Tag Types	Optional	Configuration of which metadata types to return. If missing or malformed, safe defaults are applied.

Advanced Configuration

Field	Required?	Description
Language Model	✅	Default = Claude 3.5
Brand Guidelines	Not used	This Agent ignores brand tone and style fields — outputs are strictly metadata.

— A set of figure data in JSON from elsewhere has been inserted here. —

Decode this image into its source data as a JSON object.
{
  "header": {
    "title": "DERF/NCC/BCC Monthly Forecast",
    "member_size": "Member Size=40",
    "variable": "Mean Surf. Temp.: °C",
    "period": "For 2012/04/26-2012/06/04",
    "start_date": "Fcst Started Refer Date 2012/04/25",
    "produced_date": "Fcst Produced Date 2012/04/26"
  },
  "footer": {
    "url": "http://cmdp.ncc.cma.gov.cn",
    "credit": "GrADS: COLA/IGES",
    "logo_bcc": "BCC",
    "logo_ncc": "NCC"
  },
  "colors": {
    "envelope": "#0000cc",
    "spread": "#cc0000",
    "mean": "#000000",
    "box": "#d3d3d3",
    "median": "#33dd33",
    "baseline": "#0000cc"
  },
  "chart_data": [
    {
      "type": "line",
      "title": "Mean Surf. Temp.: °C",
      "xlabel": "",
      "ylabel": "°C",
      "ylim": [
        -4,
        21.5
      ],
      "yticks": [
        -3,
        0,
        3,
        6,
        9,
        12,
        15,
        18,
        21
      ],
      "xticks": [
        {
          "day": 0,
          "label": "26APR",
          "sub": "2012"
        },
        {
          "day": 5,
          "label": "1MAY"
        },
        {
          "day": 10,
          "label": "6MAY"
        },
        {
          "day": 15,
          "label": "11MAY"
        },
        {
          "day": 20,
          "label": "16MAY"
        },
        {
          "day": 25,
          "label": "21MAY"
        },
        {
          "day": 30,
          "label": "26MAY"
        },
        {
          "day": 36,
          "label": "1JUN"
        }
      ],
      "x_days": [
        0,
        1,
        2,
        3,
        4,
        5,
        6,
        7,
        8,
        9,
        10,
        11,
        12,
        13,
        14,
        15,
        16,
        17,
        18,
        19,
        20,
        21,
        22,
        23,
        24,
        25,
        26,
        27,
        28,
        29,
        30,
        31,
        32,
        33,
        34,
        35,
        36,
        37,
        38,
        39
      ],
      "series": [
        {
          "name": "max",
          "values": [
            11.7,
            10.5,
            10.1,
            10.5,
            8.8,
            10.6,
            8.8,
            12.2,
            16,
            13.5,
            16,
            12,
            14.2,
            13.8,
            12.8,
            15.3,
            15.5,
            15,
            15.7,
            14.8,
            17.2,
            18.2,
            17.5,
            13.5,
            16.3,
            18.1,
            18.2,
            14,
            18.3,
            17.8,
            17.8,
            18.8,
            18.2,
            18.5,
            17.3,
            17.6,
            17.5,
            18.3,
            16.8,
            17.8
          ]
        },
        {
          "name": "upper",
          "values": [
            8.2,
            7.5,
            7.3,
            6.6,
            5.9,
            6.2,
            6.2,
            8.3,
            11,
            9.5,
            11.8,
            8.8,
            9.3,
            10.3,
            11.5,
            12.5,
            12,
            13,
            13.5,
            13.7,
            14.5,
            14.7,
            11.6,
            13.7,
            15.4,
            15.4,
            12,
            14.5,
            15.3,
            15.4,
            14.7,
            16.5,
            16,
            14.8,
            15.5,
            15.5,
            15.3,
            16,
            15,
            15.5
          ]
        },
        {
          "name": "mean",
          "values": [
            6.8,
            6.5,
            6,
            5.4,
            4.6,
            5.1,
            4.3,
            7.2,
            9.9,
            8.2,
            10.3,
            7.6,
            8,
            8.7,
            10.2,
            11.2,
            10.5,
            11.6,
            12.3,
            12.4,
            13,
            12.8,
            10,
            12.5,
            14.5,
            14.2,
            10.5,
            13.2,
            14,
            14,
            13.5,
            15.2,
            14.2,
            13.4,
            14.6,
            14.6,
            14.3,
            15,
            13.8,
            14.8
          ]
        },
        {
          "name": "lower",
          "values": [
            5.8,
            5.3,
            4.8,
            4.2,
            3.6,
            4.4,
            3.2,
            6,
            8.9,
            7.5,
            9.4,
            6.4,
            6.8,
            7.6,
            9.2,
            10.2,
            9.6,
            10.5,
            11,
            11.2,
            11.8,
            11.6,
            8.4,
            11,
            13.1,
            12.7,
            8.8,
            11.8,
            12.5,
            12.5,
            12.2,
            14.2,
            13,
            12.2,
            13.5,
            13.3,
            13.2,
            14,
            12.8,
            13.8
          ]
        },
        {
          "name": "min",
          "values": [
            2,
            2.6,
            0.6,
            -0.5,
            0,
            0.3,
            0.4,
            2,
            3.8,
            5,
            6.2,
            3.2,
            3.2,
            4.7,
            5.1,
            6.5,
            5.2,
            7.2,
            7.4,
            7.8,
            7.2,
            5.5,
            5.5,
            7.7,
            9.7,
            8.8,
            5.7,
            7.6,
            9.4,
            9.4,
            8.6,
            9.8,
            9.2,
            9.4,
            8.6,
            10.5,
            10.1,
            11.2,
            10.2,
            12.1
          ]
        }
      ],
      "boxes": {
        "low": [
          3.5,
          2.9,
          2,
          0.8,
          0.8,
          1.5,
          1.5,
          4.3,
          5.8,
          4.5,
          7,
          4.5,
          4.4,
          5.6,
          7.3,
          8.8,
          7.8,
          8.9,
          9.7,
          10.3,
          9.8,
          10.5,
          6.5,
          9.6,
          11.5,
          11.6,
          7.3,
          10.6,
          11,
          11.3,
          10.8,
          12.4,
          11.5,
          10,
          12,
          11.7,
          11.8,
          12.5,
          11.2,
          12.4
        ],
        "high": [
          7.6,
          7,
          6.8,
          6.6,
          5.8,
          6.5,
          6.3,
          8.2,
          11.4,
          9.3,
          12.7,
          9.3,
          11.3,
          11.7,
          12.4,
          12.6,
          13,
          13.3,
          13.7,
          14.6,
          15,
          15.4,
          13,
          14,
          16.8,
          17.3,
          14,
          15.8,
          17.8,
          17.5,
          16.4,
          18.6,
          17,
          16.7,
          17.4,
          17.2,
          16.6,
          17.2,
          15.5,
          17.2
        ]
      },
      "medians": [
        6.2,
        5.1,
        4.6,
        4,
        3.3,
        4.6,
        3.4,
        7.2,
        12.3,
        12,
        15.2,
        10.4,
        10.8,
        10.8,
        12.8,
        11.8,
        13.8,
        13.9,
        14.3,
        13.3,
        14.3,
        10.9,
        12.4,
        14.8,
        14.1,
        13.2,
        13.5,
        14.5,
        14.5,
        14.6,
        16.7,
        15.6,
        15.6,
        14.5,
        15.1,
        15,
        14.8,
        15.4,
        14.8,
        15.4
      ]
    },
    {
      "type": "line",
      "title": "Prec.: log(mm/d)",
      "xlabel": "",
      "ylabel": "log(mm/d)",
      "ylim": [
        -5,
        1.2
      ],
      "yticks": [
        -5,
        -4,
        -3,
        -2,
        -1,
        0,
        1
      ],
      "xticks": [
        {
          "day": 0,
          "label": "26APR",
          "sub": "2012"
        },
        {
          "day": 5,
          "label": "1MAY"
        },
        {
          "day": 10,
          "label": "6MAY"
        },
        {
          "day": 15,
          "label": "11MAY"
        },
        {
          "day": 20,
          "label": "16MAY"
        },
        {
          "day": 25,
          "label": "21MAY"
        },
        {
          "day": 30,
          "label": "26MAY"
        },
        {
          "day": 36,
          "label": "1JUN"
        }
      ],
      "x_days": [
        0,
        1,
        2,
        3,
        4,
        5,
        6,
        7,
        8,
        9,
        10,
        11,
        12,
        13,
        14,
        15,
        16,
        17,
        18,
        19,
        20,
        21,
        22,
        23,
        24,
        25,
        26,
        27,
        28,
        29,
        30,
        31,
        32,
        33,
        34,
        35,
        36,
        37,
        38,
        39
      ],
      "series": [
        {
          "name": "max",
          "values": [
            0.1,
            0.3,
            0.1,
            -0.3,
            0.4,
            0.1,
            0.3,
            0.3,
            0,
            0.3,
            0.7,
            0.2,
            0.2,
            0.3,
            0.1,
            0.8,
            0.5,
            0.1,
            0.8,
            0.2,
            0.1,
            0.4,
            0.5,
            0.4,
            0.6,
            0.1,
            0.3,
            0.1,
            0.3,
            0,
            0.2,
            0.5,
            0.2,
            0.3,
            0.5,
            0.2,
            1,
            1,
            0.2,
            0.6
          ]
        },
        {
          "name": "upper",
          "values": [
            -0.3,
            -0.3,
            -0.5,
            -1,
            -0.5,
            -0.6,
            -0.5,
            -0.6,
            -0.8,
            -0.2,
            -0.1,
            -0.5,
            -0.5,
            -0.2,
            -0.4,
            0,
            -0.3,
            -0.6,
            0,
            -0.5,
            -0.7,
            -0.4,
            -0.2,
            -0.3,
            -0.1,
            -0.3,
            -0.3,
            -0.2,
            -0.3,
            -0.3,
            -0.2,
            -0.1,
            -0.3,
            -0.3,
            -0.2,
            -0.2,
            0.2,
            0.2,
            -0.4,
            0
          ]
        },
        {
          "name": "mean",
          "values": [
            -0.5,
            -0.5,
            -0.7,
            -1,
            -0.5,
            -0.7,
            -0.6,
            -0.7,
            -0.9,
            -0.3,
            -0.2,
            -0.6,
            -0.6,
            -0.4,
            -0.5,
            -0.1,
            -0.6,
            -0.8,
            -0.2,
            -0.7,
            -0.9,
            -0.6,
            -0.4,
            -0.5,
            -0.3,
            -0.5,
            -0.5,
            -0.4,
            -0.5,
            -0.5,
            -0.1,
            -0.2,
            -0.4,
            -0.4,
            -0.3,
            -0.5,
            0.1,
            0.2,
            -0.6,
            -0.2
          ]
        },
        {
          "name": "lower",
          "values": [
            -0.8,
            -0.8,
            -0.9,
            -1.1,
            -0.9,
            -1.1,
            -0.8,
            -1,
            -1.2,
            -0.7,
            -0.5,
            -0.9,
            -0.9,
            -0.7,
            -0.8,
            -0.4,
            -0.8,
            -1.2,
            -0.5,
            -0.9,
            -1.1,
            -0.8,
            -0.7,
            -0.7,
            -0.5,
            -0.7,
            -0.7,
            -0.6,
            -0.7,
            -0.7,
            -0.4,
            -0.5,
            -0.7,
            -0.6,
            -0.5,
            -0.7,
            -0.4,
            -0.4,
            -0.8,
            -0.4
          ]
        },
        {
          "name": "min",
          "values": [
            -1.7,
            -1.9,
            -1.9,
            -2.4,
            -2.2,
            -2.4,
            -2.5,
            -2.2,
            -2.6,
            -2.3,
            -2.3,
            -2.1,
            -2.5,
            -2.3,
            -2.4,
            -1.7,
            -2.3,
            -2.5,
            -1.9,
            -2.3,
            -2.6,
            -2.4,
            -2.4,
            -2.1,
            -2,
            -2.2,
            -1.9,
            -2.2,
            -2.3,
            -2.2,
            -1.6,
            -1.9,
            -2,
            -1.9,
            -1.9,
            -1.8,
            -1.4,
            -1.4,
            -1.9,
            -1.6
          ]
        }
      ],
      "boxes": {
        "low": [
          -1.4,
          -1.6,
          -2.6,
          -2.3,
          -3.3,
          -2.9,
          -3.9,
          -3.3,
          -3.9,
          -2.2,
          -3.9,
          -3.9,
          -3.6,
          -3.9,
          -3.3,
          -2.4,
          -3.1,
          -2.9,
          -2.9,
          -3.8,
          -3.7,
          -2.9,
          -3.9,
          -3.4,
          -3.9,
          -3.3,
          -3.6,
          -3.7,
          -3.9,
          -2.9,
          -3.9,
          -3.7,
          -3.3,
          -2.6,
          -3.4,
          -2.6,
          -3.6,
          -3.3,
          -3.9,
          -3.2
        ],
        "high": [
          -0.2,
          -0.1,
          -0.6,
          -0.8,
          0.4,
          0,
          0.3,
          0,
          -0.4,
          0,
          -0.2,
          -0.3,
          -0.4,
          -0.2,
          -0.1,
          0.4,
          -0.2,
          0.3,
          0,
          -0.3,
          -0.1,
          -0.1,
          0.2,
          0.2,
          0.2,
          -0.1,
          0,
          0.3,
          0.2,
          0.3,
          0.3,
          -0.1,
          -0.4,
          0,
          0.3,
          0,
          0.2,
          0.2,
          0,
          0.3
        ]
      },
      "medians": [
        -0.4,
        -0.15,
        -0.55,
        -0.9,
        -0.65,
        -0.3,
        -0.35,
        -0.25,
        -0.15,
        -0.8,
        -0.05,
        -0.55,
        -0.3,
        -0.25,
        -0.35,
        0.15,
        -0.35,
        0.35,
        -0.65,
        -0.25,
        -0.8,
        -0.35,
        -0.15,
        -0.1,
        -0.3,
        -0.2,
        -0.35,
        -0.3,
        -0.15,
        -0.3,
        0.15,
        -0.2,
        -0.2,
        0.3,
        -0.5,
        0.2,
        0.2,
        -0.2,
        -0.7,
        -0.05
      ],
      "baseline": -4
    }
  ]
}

Best Reasons & Examples for Each Input Type

Free Text (pasted content)
- Best for: Ad-hoc tagging of raw notes or internal copy.
- Output: Metadata fields (topics, categories, people, etc.) neatly extracted.
Data Stream (curated content feed)
- Best for: Bulk processing large volumes of content for clustering or indexing.
- Output: Consistent tags across all streamed articles.
Source URL
- Best for: Direct tagging of external content or syndicated pieces.
- Output: Structured tags aligned to content themes and entities.
Workspace Article
- Best for: Tagging your own archive for newsletters or personalization.

Brand, Tone, and Rules

This Agent does not apply brand voice or style.
Output is always structured metadata, not prose.
No editorial spin, no stylistic adjustments.

Metadata Rules

Topics: Hierarchical subject matter (e.g., Society, Politics, Democracy)
Categories: Editorial groupings (e.g., Health, Faith, Lifestyle)
Persons: Named individuals (e.g., Joe Biden, Taylor Swift)
Organizations: Groups, agencies, or companies (e.g., FBI, Meta)
Locations: Cities, states, countries, or regions (e.g., Texas, Israel)
Entities: Abstract concepts, issues, or key ideas (e.g., AI Regulation, Gun Control)
Sentiment: Positive, Neutral, or Negative — only included if enabled.

Composition Rules

Always output in the fixed order: Topics, Categories, Persons, Organizations, Locations, Entities, Sentiment (if enabled).
Each section must appear even if empty.
Never rename headers or alter structure.
Lists should be comma-separated.
No invented or vague tags — only what is clearly present in the source.

Operational Details

Pre-Configured Defaults

Model: ChatGPT-4.1
Default tagging includes: Topics, Categories, Persons, Organizations, Locations, Entities
Sentiment tagging is disabled by default
Works with any article, transcript, or Data Stream

Safety & Fallbacks

If tag configuration is missing or malformed → falls back to default (all tags on, sentiment off)
If no clear tags found → returns empty lists
Never breaks or returns error messages — output is always valid

Output Format

Always follows this structure:

Topics: [comma-separated list or empty list]  
Categories: [comma-separated list or empty list]  
Persons: [comma-separated list or empty list]  
Organizations: [comma-separated list or empty list]  
Locations: [comma-separated list or empty list]  
Entities: [comma-separated list or empty list]  
Sentiment: [Positive / Neutral / Negative] ← Only if enabled

Smart Behaviors & Validation

Case-insensitive parsing of config values (yes/YES/Yes all valid)
Ensures consistency in naming (no duplicates, no misspellings)
Applies strict definitions for each metadata type
Guarantees valid, structured output every run

Guidance and Integration

Tips & Tricks

Enable Sentiment when analyzing opinion-heavy or social content.
Pair with Summarizer Agent to generate summaries + metadata together.
Use with Article to Email Agent to prepare tagged newsletter-ready content.
Apply consistent editorial Categories to power site-level filters and navigation.

Example Use Case

Input:
Article: “President signs new climate regulation bill in Washington.”
Config: Include all tags except Sentiment

Output:

Topics: Politics, Environment  
Categories: Government, Climate  
Persons: [President’s name]  
Organizations: Congress  
Locations: Washington, United States  
Entities: Climate Regulation, Environmental Policy

Troubleshooting

Empty lists returned? → Check if the content actually contains named entities.
Wrong tags showing? → Refine input or add an approved tag list for stricter control.
Missing Sentiment? → Confirm sentiment tagging is enabled in config.

FAQs

Q: Does it invent tags?
No — it only extracts what is clearly present.

Q: Can I disable certain fields?
Yes — adjust Tag Types in configuration (case-insensitive).

Q: Can it handle multiple languages?
Yes — but extracted tags will match the source language.

Q: Does it always return valid output?
Yes — even with malformed or blank config, safe defaults apply.